Kinematics

Table of contents

• A note on powered units
• Integrals
  • C is Not Needed for Definite Integrals
  • Why the "Fundamental" Theorem of Calculus?
• A Trick Question

A note on powered units

• Acceleration ($m/s^2$) = $( 35 m/s^3 )t$
  • since $t$ is in seconds, the $s^3$ cancels out to become $s^2$
• Jerk ($m/s^3$) = $35 m/s^3$

Integrals

Riemann sum (little boxes and adding them up)

Graphical interpretation of integrals

• Given a constant acceleration, the velocity increases linearly (area under accel graph)

• Given linear velocity, the position increases quadratically (area under velocity graph)

  • Interpret this as area growing in squares (hence the power of two)
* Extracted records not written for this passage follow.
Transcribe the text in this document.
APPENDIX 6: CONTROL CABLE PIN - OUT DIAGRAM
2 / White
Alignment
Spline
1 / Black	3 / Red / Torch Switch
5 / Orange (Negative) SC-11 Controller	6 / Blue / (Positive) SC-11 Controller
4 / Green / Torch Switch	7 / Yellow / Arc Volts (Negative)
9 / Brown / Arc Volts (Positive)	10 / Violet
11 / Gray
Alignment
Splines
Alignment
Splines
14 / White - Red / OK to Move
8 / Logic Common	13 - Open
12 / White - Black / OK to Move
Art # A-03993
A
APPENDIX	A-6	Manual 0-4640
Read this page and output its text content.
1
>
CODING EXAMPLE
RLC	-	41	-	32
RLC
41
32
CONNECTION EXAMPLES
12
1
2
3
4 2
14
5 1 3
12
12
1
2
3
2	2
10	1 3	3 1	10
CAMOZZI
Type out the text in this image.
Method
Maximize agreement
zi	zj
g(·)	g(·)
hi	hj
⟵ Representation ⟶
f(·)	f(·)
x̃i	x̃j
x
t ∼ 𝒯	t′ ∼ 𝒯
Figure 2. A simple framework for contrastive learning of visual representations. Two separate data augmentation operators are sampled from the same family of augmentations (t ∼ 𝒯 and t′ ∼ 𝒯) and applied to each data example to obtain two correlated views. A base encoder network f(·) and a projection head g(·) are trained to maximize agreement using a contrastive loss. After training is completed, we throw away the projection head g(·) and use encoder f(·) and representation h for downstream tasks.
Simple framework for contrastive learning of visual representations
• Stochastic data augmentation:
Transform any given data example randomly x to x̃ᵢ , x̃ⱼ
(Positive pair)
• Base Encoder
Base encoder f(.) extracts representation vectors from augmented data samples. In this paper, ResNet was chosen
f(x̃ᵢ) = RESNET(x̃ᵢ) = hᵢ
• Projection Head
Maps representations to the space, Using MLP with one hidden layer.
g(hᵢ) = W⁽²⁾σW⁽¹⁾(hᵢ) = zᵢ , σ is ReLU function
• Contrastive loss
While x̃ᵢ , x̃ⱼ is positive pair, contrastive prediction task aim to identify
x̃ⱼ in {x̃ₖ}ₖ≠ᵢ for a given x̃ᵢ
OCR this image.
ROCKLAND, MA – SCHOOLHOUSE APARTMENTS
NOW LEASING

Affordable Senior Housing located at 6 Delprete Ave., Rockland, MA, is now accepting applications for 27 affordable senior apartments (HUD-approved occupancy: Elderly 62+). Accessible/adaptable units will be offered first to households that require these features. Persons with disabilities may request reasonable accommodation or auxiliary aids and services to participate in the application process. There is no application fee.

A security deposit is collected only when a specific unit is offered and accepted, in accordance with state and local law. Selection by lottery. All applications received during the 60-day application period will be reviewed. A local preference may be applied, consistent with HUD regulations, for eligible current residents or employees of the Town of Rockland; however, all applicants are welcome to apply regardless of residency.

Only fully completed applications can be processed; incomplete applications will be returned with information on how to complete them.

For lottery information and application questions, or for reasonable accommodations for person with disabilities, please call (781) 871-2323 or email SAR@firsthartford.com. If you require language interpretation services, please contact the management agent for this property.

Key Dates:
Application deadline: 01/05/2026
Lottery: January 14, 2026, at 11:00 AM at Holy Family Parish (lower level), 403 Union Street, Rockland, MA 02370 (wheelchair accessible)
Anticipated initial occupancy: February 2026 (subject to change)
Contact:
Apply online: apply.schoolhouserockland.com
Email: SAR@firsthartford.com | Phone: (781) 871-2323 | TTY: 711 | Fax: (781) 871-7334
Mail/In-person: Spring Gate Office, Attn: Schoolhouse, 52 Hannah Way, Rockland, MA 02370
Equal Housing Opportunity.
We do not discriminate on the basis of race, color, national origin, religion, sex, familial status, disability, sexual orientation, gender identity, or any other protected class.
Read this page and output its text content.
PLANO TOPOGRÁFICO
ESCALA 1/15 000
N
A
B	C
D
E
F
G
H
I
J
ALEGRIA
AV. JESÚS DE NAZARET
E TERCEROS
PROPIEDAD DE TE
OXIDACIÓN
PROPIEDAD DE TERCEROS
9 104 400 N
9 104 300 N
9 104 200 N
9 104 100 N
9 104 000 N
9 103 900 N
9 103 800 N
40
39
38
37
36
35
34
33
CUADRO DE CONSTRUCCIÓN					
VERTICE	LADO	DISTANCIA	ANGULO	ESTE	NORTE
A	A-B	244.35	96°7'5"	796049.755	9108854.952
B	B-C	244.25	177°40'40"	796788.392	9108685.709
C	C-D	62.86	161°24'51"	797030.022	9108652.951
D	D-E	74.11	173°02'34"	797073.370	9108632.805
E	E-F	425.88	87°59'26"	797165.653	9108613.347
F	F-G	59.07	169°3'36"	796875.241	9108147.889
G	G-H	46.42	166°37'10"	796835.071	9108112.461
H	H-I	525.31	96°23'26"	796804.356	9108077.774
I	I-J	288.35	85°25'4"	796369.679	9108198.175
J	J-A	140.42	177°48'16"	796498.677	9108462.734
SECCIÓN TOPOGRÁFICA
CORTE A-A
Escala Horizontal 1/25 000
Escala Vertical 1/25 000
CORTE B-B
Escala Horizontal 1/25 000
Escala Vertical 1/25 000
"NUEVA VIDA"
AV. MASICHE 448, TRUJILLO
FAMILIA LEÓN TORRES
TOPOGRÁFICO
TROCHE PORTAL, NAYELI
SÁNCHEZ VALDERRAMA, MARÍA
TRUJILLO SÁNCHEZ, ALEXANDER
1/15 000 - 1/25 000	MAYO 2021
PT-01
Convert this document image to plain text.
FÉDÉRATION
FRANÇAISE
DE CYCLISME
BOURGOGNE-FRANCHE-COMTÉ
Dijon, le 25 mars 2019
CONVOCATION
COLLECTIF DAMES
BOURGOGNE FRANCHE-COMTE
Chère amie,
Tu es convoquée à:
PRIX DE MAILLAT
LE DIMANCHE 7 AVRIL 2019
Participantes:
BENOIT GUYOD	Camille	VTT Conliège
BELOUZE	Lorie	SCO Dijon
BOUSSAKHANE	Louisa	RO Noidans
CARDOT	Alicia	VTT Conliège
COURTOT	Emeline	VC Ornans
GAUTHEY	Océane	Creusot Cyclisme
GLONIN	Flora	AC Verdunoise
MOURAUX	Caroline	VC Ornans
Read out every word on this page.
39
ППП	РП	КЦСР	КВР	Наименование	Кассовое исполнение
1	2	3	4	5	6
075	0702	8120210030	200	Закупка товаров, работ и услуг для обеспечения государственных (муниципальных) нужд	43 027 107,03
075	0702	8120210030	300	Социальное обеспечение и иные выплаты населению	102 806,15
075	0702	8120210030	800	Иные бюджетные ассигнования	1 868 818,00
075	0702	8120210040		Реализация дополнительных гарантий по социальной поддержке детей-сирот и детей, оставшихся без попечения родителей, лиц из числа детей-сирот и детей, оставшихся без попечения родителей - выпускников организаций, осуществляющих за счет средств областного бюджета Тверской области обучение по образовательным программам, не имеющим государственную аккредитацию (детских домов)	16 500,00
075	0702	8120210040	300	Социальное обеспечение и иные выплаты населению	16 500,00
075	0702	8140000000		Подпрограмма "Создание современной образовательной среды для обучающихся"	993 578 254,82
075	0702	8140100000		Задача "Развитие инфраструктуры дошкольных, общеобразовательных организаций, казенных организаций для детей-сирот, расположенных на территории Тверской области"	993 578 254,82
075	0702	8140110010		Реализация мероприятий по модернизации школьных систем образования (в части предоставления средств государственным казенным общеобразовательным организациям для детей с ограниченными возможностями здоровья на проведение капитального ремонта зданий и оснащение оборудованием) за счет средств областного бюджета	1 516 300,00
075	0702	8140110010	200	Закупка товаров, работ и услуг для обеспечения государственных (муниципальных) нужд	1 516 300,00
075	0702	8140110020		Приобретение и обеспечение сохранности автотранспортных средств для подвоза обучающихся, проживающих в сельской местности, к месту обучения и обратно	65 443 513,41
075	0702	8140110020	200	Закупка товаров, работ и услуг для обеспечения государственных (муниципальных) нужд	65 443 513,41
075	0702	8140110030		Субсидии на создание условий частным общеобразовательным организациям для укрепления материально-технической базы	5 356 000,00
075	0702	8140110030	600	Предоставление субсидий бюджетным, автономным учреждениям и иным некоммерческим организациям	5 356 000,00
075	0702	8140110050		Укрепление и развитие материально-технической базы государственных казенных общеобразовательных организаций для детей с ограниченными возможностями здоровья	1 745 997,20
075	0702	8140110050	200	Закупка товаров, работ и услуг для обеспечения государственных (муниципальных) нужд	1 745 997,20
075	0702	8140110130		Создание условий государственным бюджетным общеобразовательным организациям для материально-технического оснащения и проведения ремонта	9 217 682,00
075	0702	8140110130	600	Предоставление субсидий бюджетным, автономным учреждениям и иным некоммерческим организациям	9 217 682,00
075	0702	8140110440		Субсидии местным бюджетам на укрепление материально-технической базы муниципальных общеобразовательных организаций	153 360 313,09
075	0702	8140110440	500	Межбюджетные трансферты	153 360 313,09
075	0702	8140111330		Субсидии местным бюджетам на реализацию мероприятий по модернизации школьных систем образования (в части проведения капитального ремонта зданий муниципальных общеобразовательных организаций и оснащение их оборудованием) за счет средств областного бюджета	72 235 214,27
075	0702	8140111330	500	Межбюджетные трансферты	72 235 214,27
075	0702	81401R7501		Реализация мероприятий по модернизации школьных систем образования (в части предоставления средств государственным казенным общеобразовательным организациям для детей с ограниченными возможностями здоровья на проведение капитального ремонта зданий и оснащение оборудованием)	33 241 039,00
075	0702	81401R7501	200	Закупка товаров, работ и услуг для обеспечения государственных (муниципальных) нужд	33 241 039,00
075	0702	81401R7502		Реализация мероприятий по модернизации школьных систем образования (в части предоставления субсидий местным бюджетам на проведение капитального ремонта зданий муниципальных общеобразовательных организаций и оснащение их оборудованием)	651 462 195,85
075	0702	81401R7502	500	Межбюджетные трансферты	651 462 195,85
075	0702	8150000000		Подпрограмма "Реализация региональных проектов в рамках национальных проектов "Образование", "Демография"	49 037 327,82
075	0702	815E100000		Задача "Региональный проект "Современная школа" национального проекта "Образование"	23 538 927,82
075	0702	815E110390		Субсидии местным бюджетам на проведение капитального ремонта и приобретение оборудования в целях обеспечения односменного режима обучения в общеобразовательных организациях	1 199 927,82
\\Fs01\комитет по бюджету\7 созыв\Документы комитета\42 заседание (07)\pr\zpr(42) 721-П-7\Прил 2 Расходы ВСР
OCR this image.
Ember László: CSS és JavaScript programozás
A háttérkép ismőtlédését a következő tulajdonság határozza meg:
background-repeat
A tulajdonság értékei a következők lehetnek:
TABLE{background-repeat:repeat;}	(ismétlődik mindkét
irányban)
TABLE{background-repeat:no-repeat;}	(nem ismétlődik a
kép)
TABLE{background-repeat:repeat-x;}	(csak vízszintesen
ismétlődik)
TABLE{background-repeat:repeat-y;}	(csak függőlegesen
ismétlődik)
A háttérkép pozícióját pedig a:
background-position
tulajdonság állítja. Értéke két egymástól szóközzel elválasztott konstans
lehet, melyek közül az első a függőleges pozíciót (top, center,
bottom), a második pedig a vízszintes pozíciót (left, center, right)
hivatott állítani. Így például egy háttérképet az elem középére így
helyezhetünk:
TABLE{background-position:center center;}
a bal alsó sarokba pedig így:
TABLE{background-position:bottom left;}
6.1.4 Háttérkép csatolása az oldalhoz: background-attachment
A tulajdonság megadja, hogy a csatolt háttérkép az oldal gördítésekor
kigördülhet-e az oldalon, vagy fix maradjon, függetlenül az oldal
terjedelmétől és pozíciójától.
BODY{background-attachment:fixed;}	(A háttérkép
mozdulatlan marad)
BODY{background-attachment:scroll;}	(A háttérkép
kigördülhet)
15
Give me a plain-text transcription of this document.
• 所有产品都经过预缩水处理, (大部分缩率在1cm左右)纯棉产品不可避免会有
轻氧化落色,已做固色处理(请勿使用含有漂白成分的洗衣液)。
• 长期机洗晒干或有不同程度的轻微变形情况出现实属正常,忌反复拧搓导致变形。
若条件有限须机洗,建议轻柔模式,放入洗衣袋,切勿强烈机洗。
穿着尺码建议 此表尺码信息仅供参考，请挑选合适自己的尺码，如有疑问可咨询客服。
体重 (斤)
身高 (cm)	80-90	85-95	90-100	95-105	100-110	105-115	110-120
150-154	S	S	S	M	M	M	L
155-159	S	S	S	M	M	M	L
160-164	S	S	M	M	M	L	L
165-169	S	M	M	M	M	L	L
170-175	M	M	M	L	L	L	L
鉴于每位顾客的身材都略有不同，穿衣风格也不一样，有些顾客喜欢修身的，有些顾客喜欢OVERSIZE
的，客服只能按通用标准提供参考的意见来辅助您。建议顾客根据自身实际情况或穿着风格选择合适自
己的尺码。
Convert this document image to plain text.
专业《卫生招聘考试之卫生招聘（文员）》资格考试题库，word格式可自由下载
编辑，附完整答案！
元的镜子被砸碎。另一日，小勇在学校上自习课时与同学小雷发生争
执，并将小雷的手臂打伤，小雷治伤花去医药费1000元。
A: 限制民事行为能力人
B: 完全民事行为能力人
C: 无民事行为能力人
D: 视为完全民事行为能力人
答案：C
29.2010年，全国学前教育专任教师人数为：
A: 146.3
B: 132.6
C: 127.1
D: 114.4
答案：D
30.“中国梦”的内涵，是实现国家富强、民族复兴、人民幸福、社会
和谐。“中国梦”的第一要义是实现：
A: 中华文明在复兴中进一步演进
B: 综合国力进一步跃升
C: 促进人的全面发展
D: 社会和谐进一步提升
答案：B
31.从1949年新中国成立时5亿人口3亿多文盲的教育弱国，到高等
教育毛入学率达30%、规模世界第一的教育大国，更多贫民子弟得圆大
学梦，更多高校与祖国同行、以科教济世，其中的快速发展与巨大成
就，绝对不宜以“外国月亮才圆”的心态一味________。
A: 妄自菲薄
• Computing the Definite integral: Get area under graph

• Indefinite integral: Gets us the state function as we move up and down kinematic ladder

C is Not Needed for Definite Integrals

• Indefinite Integral: Finds a general function. You must solve for C using an initial condition. $v(t) = \int a(t) \,dt + C$

• Definite Integral: Finds the change from a known starting value. It's more direct and avoids C. $v(t) = v(t_0) + \int_{t_0}^{t} a(t') \,dt'$

Why the "Fundamental" Theorem of Calculus?

The Fundamental Theorem of Calculus states that, in a sense, the derivative and integral are inverses of each other. It's extremely valuable to know that derivatives ("instantaneous rate of change") and integration ("area under a curve") are linked, and furthermore can be interpreted as opposites. This fundamental relationship is why it's called the "fundamental" theorem—it bridges the two main operations of calculus and shows they are intimately connected.

Remember that a definite integral computes the area under a curve between two points. In the image above, we're finding the area under the curve from $x_0$ to $x$.

A Trick Question

Athlete runs at 15 km/h. Athlete is 7.5 km away from finish line. Bird flies at instantaneous velocity of 30 km/h. Bird starts from athelete, flies toward finish line, and turns back toward athelete. Repeats until athelete crosses finish line.

How many km does the bird fly?

If we tried drawing kinematic graphs, it would be tricky because toward the end, the bird would be oscillating very quickly between the athlete and finish line.

Zeno’s Dichotomy paradox (sometimes mixed with the Achilles and the Tortoise paradox) says that to reach a finish line, you must first get halfway there, then half of the remaining distance, then half of that, and so on. Since there are infinitely many halfway points, Zeno argued that motion should be impossible.

Answer: 7.5 km in 15 km/h = 0.5 h. Bird flies at 30 km/h for 0.5 h = 15 km.